June 15, 2011 // Julien Happich

Secure boot and multi-layer encryption on DSPs and DSP + ARM processors

Texas Instruments is offering its customers added protection against unauthorized reading of intellectual property (IP) and sensitive data in its TMS320C6748 digital signal processors (DSPs) and OMAP-L138 DSP + ARM processors. These processors are part of the TI's C6000 DSP and C6-Integra DSP + ARM product platforms.


Secure boot capability prevents external entities from modifying customer-developed algorithms to stop unauthorized users from misusing the customer's system and its operation by preventing insertion of malware, reverse engineering and system cloning. Multi-layer encryption offers the ability to upgrade boot and application software code remotely on flash memory while allowing the boot sequence to remain secure. Multi-layer encryption is enabled when a device-specific cipher key, known only to the device, is used to protect customer encryption keys.

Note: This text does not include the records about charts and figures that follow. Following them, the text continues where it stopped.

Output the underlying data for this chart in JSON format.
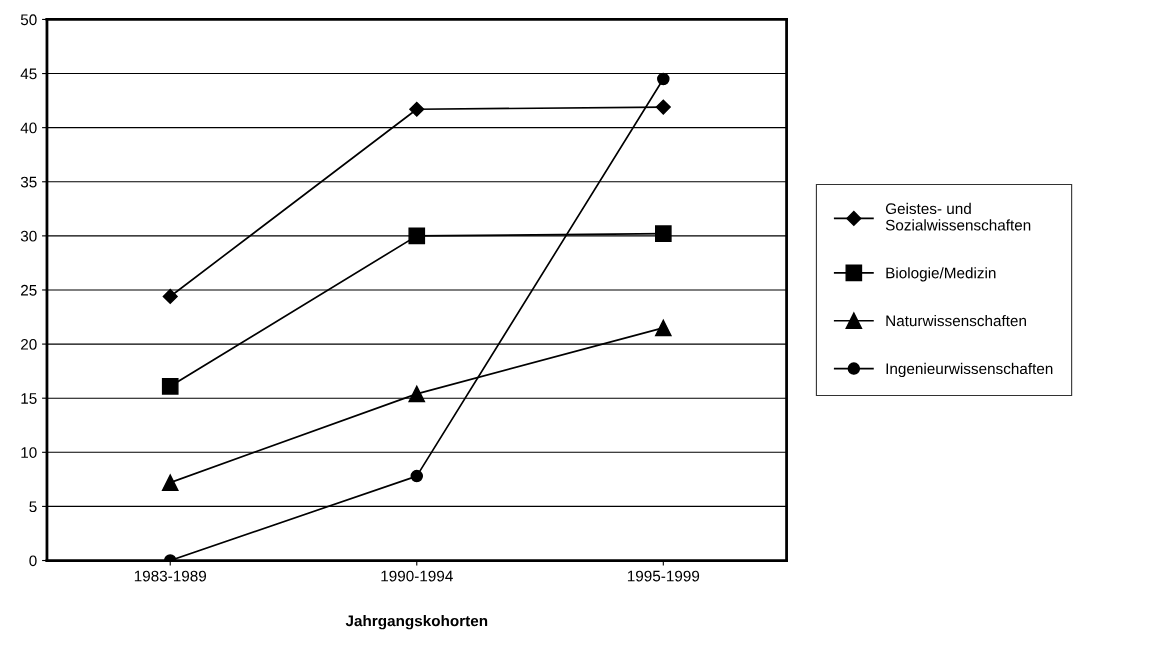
{
  "chart_data": {
    "type": "line",
    "xlabel": "Jahrgangskohorten",
    "categories": [
      "1983-1989",
      "1990-1994",
      "1995-1999"
    ],
    "series": [
      {
        "name": "Geistes- und\nSozialwissenschaften",
        "color": "#000000",
        "marker": "diamond",
        "values": [
          24.4,
          41.7,
          41.9
        ]
      },
      {
        "name": "Biologie/Medizin",
        "color": "#000000",
        "marker": "square",
        "values": [
          16.1,
          30.0,
          30.2
        ]
      },
      {
        "name": "Naturwissenschaften",
        "color": "#000000",
        "marker": "triangle",
        "values": [
          7.2,
          15.4,
          21.5
        ]
      },
      {
        "name": "Ingenieurwissenschaften",
        "color": "#000000",
        "marker": "circle",
        "values": [
          0,
          7.8,
          44.5
        ]
      }
    ],
    "ylim": [
      0,
      50
    ],
    "yticks": [
      0,
      5,
      10,
      15,
      20,
      25,
      30,
      35,
      40,
      45,
      50
    ],
    "grid": "y",
    "legend": "right",
    "line_style": "solid"
  }
}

When an update is needed, the customer creates a new encrypted image using its encryption keys. Then the device can acquire the image wirelessly and overwrite the existing code.Examples of applications that would benefit from the secure boot and secure field upgrade feature include medical patient monitors that utilize proprietary, certified algorithms and software-defined radios (SDRs) to ensure communication isn't compromised if the radios fall into the wrong hands. The secure boot, multi-level encrypted C6748 DSPs and OMAP-L138 DSP + ARM processors are sampling today at 375MHz and 456MHz with industrial temperature ranges available.